Сват из Перигора | страница 43



На третий день темно-синий пиджак остался на вешалке дома, верчение на стуле лишилось былой привлекательности, а наиболее значимым событием за всю трехдневную историю «Грез сердца» стало возвращение скрепкосшивателя на исходное место. Незадолго до обеда Гийома осенило, в чем истинное предназначение цветных резинок, и он умудрился отстрелять весь запас, насадив целых семь штук прямо на ручку двери. Во второй половине дня он забеспокоился, где же его клиенты. Ведь все в деревне прекрасно знали, что контора открылась. Еще на прошлой неделе он позвонил в редакцию «Зюйд-Вест», после чего его навестил весьма любезный молодой человек, проявивший значительный интерес к новому предприятию. Вместе со статьей появилась даже фотография Гийома. Репортер выбрал ракурс снизу, сидя на корточках, в результате чего получился снимок, обнажавший, по мнению свахи, чересчур много содержимого его носовых полостей и — о ужас — создававший впечатление, будто на верхней его губе приземлился гигантский крылан. Но, несмотря на рекламу, единственным, кто за все это время постучал в дверь брачной конторы, был работяга с куском водопроводной трубы, спросивший дорогу на Пляс-дю-Марш, поскольку улиц Рю-дю-Шато в деревне, как выяснилось, не одна.

Седьмой день Гийом встретил уже без галстука, в клетчатой рубахе с коротким рукавом и привычных штанах, которые носил в бытность парикмахером. Новые черные ботинки тоже исчезли, и волосатые ступни, выскользнув из дешевых кожаных сандалий, наслаждались прохладой выложенного красной кафельной плиткой пола.

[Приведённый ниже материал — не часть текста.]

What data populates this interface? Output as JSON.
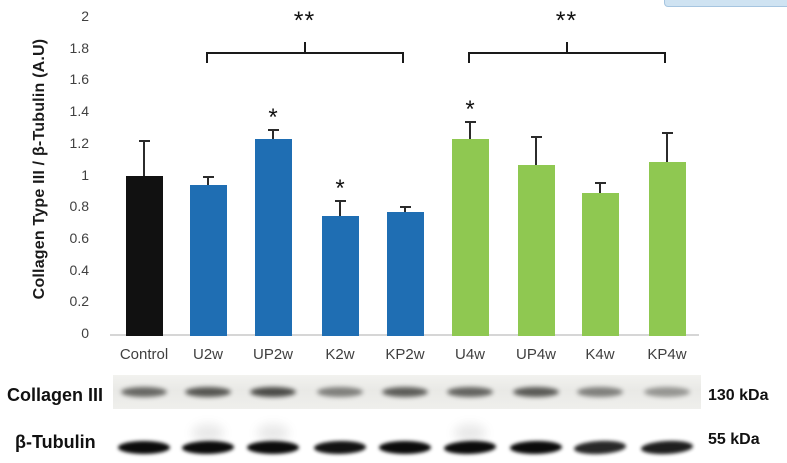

Содержимое узкого выдвижного ящичка не инспектировалось уже несколько дней — трепет первого возбуждения давно улетучился, — а половина пачки немелованной белой бумаги из правого верхнего ящика письменного стола превратилась в самые причудливые творения, созданные с помощью ножниц, которые Гийом извлек из картонной коробки с парикмахерскими принадлежностями, схороненной в погребе. Он твердил себе «стоп», но пальцы сами тянулись к очередному листу и в считанные секунды производили на свет висячие сады Вавилона. И к моменту, когда Гийом вновь взглянул на часы, на столе красовались все семь чудес света.

К тринадцатому дню сваха уже ненавидел новый цвет стен. Сидя за столом, казавшимся теперь чересчур большим, Гийом вдруг вспомнил такие же бледно-розовые стены больничной палаты, ставшей последним приютом для его отца. Пытаясь придать помещению более домашний вид, мадам Ладусет тогда заменила натюрморт — ваза с цветами — изображением Девы Марии. Правда, из лежачего положения больному все равно не было видно, что висело над изголовьем кровати, так что Дева Мария, как подозревал Гийом, больше служила для успокоения матушки, нежели отца. Удалась затея или нет, сказать трудно. Но всякий раз, когда матушка была там, держалась она молодцом: подтыкала уже подоткнутую простыню или расчесывала уже расчесанные волосы мужа. При этом она упорно продолжала, лизнув большой палец, приглаживать ему брови, опасаясь, что нарушение заведенного распорядка — который все годы совместной жизни супругов бесил отца, доводя его чуть не до белого каления, — может напомнить ему об ужасном прогнозе.